Here is a short poem that all of us have heard, ever since we were children.  In fact, it is in any anthology of Christmas poems.  Remember it?

                        Little Jack Horner

                        Sat in a corner

                        Eating his Christmas pie.

                        He put in his thumb

                        And pulled out a plum

                        And said, “What a good boy am I!”

            Most of us, if we have any self-awareness at all, have at times in our lives asked ourselves if we are really a good person.  Sociopaths and psychopaths will not contemplate any such inward search, but the large percentage of people in our country are concerned, at least occasionally, about their moral standing.

            This gets more attention as we age, and we see fewer years ahead than the ones we have in the rear view mirror.  Children, while growing up, usually have a healthy ego, and mostly feel they are good boys and girls.  But the aim of this essay is to try to determine some of the criteria about how well we have lived, and how positive an impact we have made in our world.  We shall choose some topics at random and explore how we have fared.

            Parents can get some indication of how they have lived their life by seeing how the kids turned out.  If your children have grown into productive members of society, perhaps we can say with the young Jack, “What a good boy am I!”, for my children have turned out all right. But even that is a mixed bag.  We have all known of families who have raised a “black sheep”, a boy or girl who has not done well in life.  Sometimes we wonder why, because parents raise their children in the same household, teach the same lessons, exhibit the same good example, and one of them just goes off the rails.  Do we hold ourselves to blame if that happens in our family?  Does one bad apple ruin our integrity of life?

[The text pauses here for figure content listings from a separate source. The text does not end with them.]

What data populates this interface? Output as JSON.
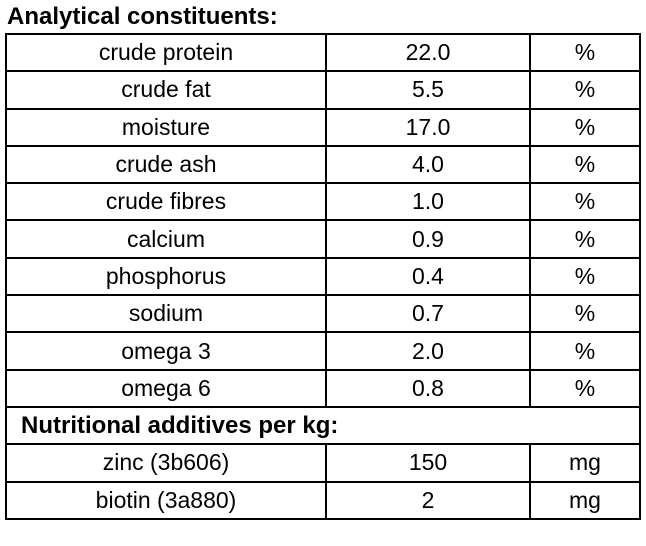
{
  "title": "Analytical constituents:",
  "colors": {
    "border": "#000000",
    "text": "#000000",
    "background": "#ffffff"
  },
  "analytical": {
    "rows": [
      {
        "name": "crude protein",
        "value": "22.0",
        "unit": "%"
      },
      {
        "name": "crude fat",
        "value": "5.5",
        "unit": "%"
      },
      {
        "name": "moisture",
        "value": "17.0",
        "unit": "%"
      },
      {
        "name": "crude ash",
        "value": "4.0",
        "unit": "%"
      },
      {
        "name": "crude fibres",
        "value": "1.0",
        "unit": "%"
      },
      {
        "name": "calcium",
        "value": "0.9",
        "unit": "%"
      },
      {
        "name": "phosphorus",
        "value": "0.4",
        "unit": "%"
      },
      {
        "name": "sodium",
        "value": "0.7",
        "unit": "%"
      },
      {
        "name": "omega 3",
        "value": "2.0",
        "unit": "%"
      },
      {
        "name": "omega 6",
        "value": "0.8",
        "unit": "%"
      }
    ]
  },
  "additives": {
    "header": "Nutritional additives per kg:",
    "rows": [
      {
        "name": "zinc (3b606)",
        "value": "150",
        "unit": "mg"
      },
      {
        "name": "biotin (3a880)",
        "value": "2",
        "unit": "mg"
      }
    ]
  }
}
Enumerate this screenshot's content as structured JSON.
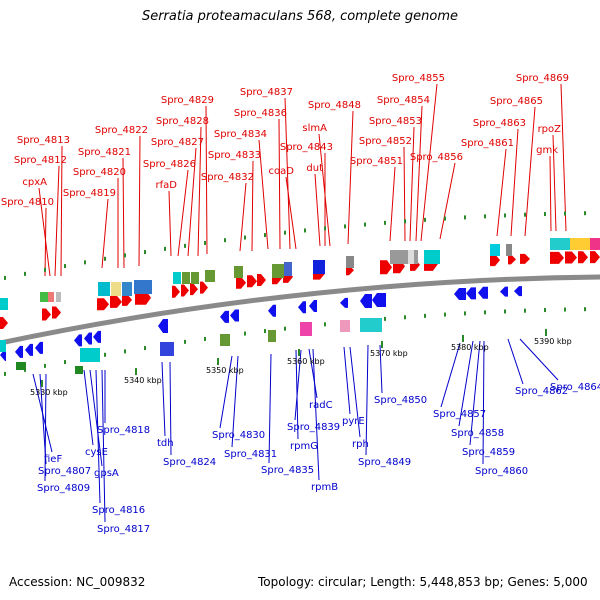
{
  "title": "Serratia proteamaculans 568, complete genome",
  "footer": {
    "accession": "Accession: NC_009832",
    "summary": "Topology: circular; Length: 5,448,853 bp; Genes: 5,000"
  },
  "colors": {
    "upper_labels": "#e00000",
    "lower_labels": "#0000cc",
    "backbone": "#8a8a8a",
    "ticks": "#2a8a2a",
    "forward_arrow": "#ee0000",
    "reverse_arrow": "#1010ee"
  },
  "scale_labels": [
    "5330 kbp",
    "5340 kbp",
    "5350 kbp",
    "5360 kbp",
    "5370 kbp",
    "5380 kbp",
    "5390 kbp"
  ],
  "upper_genes": [
    "Spro_4810",
    "cpxA",
    "Spro_4812",
    "Spro_4813",
    "Spro_4819",
    "Spro_4820",
    "Spro_4821",
    "Spro_4822",
    "rfaD",
    "Spro_4826",
    "Spro_4827",
    "Spro_4828",
    "Spro_4829",
    "Spro_4832",
    "Spro_4833",
    "Spro_4834",
    "Spro_4836",
    "Spro_4837",
    "coaD",
    "dut",
    "Spro_4843",
    "slmA",
    "Spro_4848",
    "Spro_4851",
    "Spro_4852",
    "Spro_4853",
    "Spro_4854",
    "Spro_4855",
    "Spro_4856",
    "Spro_4861",
    "Spro_4863",
    "Spro_4865",
    "gmk",
    "rpoZ",
    "Spro_4869"
  ],
  "lower_genes": [
    "fieF",
    "Spro_4807",
    "Spro_4809",
    "cysE",
    "gpsA",
    "Spro_4816",
    "Spro_4817",
    "Spro_4818",
    "tdh",
    "Spro_4824",
    "Spro_4830",
    "Spro_4831",
    "Spro_4835",
    "rpmG",
    "Spro_4839",
    "radC",
    "rpmB",
    "pyrE",
    "rph",
    "Spro_4849",
    "Spro_4850",
    "Spro_4857",
    "Spro_4858",
    "Spro_4859",
    "Spro_4860",
    "Spro_4862",
    "Spro_4864"
  ]
}
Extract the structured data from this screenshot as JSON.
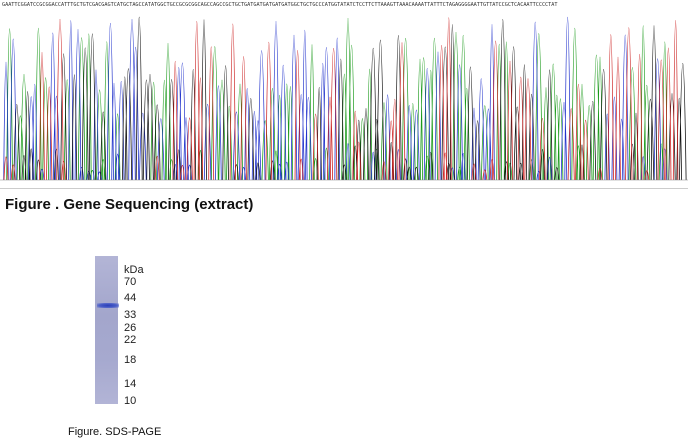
{
  "sequencing": {
    "sequence": "GAATTCGGATCCGCGGACCATTTGCTGTCGACGAGTCATGCTAGCCATATGGCTGCCGCGCGGCAGCCAGCCGCTGCTGATGATGATGATGATGGCTGCTGCCCATGGTATATCTCCTTCTTAAAGTTAAACAAAATTATTTCTAGAGGGGAATTGTTATCCGCTCACAATTCCCCTAT",
    "trace_colors": [
      "#1a9a1a",
      "#2233cc",
      "#111111",
      "#cc2222"
    ],
    "caption": "Figure . Gene Sequencing (extract)"
  },
  "sds_page": {
    "unit_label": "kDa",
    "markers": [
      "70",
      "44",
      "33",
      "26",
      "22",
      "18",
      "14",
      "10"
    ],
    "band_marker": "44",
    "caption": "Figure. SDS-PAGE"
  }
}
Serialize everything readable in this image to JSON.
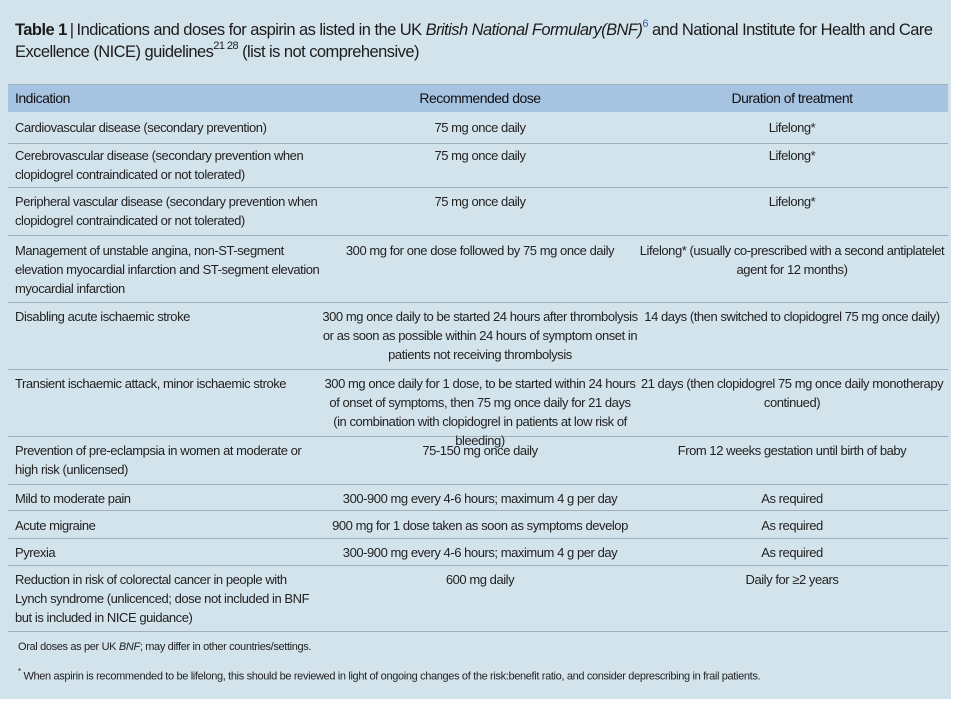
{
  "title": {
    "table_no": "Table 1",
    "separator": "|",
    "text_a": "Indications and doses for aspirin as listed in the UK ",
    "italic": "British National Formulary(BNF)",
    "ref_a": "6",
    "text_b": " and National Institute for Health and Care Excellence (NICE) guidelines",
    "ref_b": "21 28",
    "text_c": " (list is not comprehensive)"
  },
  "headers": [
    "Indication",
    "Recommended dose",
    "Duration of treatment"
  ],
  "rows": [
    [
      "Cardiovascular disease (secondary prevention)",
      "75 mg once daily",
      "Lifelong*"
    ],
    [
      "Cerebrovascular disease (secondary prevention when clopidogrel contraindicated or not tolerated)",
      "75 mg once daily",
      "Lifelong*"
    ],
    [
      "Peripheral vascular disease (secondary prevention when clopidogrel contraindicated or not tolerated)",
      "75 mg once daily",
      "Lifelong*"
    ],
    [
      "Management of unstable angina, non-ST-segment elevation myocardial infarction and ST-segment elevation myocardial infarction",
      "300 mg for one dose followed by 75 mg once daily",
      "Lifelong* (usually co-prescribed with a second antiplatelet agent for 12 months)"
    ],
    [
      "Disabling acute ischaemic stroke",
      "300 mg once daily to be started 24 hours after thrombolysis or as soon as possible within 24 hours of symptom onset in patients not receiving thrombolysis",
      "14 days (then switched to clopidogrel 75 mg once daily)"
    ],
    [
      "Transient ischaemic attack, minor ischaemic stroke",
      "300 mg once daily for 1 dose, to be started within 24 hours of onset of symptoms, then 75 mg once daily for 21 days (in combination with clopidogrel in patients at low risk of bleeding)",
      "21 days (then clopidogrel 75 mg once daily monotherapy continued)"
    ],
    [
      "Prevention of pre-eclampsia in women at moderate or high risk (unlicensed)",
      "75-150 mg once daily",
      "From 12 weeks gestation until birth of baby"
    ],
    [
      "Mild to moderate pain",
      "300-900 mg every 4-6 hours; maximum 4 g per day",
      "As required"
    ],
    [
      "Acute migraine",
      "900 mg for 1 dose taken as soon as symptoms develop",
      "As required"
    ],
    [
      "Pyrexia",
      "300-900 mg every 4-6 hours; maximum 4 g per day",
      "As required"
    ],
    [
      "Reduction in risk of colorectal cancer in people with Lynch syndrome (unlicenced; dose not included in BNF but is included in NICE guidance)",
      "600 mg daily",
      "Daily for ≥2 years"
    ]
  ],
  "footnotes": {
    "oral_a": "Oral doses as per UK ",
    "oral_italic": "BNF",
    "oral_b": "; may differ in other countries/settings.",
    "star_mark": "*",
    "star_text": " When aspirin is recommended to be lifelong, this should be reviewed in light of ongoing changes of the risk:benefit ratio, and consider deprescribing in frail patients."
  }
}
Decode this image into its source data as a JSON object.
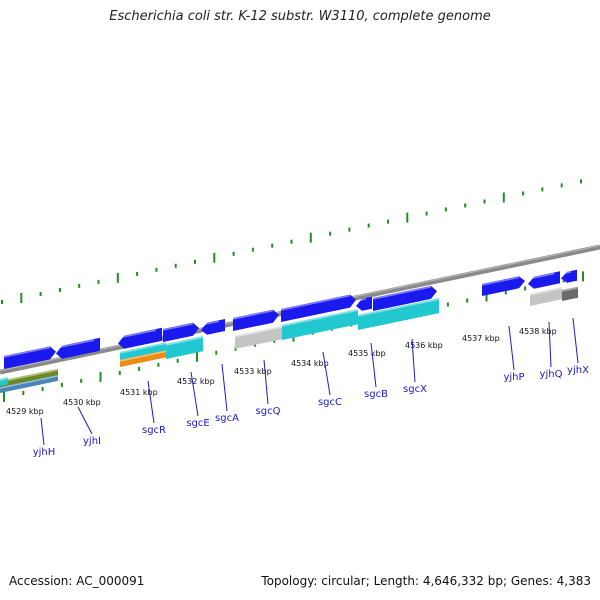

            How about our career paths?  Is our work experience such that we can determine how well we have done with our time on earth?  Sometimes people get stuck in dead end jobs where the only aim is to get through to the next paycheck, and these have no joy in their work.  But if that paycheck supports a family and enables the worker to maintain a positive influence in his community, his church and his circle of friends, even dead end jobs are not the measure of a person’s integrity. Vocations where the worker directly affects the well-being of those with whom he comes in contact with might give an indication a person has lived a life of worth.  Those might include those in the medical profession, teachers, law enforcement and the clergy.  Here is helping others directly, perhaps even saving lives.  Someone who has done this might be able to say, as they sink back in their easy chairs at night, “What a good boy (or girl) am I!”

            Yet even some of these selfless public servants sometimes have an evil side, not seen by those outside.  Ted Bundy, the serial killer of young women in the late 20thcentury, manned a suicide help line while a young man.  Who can tell?  John Wayne Gacy, the murderer of more than 30 young men and boys, entertained youngsters at parties in his role as a clown.   Again, since we are so adept at presenting the best to others, the mask of integrity, we cannot claim that integrity just because we work in a profession that helps people.  Most of those who are in the help professions are solid, upstanding citizens, but again —  who can tell what their darkest secrets are?

            Well, there is one category whose adherents we know can claim a life of integrity.  That is the clergy, those who preach the Gospel, direct souls toward a moral and upright life, and comfort those in pain.  Whether they wear the collar or not, we have a high respect for those who dedicate their life to the spiritual health of their flocks.  But wait  —  are all who claim a ‘mission from God’ able to waltz through the pearly gates because of what they did in life?  Do you remember Jimmy Swaggart or Jim Bakker? What about the scandal about the sexual abuse of children by the priests of the Catholic Church?  And now the Southern Baptists are engulfed in their own scandal by their own pastors who have violated children under their care. From time to time, another holy man is caught doing what horrifies regular folk.  Most clergy, of course, do try to lead and teach and counsel as they ought, but wearing a collar does not give one immunity from sin.

            How do we judge our own lives, where we can say with confidence, “What a good boy (or girl) am I?”  Most probably feel life is like a ball game.  So we look back on our lives and are able to say, “I scored more runs than I allowed, so I am a winner!”  We carefully keep a scorecard, and assume that as we reach St. Peter, we can present this as proof of a life lived with the greatest integrity.  But is each good act on a par with each evil act we do? Does quantity alone make us acceptable, or is quality of action a factor?  If our thoughts are counted on the debit side, I’m afraid many of us are woefully behind in the moral game of life!

            Can we find a formula that can, as we reach our ‘golden years’, help us to judge ourselves and our lives objectively?  Actually, there is one, and one that is in the reach of all of us.  Three simple ideas can make us look at our lives and the impact we have made on our world.

First, do as Paul admonishes in Romans  — do no harm.  And if we do, make amends!

                        Second, live the Golden Rule, not just memorize it.  Every day.

                        Third, find out what God requires us to do in life, and then do it!

            It will not be easy, for we are human and do err often.  But we do want our footprint in life to be a positive one, and when we have that quiet time to assess our lives, integrity is important. If we find we have lived with integrity, perhaps we can say, not with self-pride, but with the knowledge we have fulfilled God’s will in our lives, “What a good boy (or girl) am I!”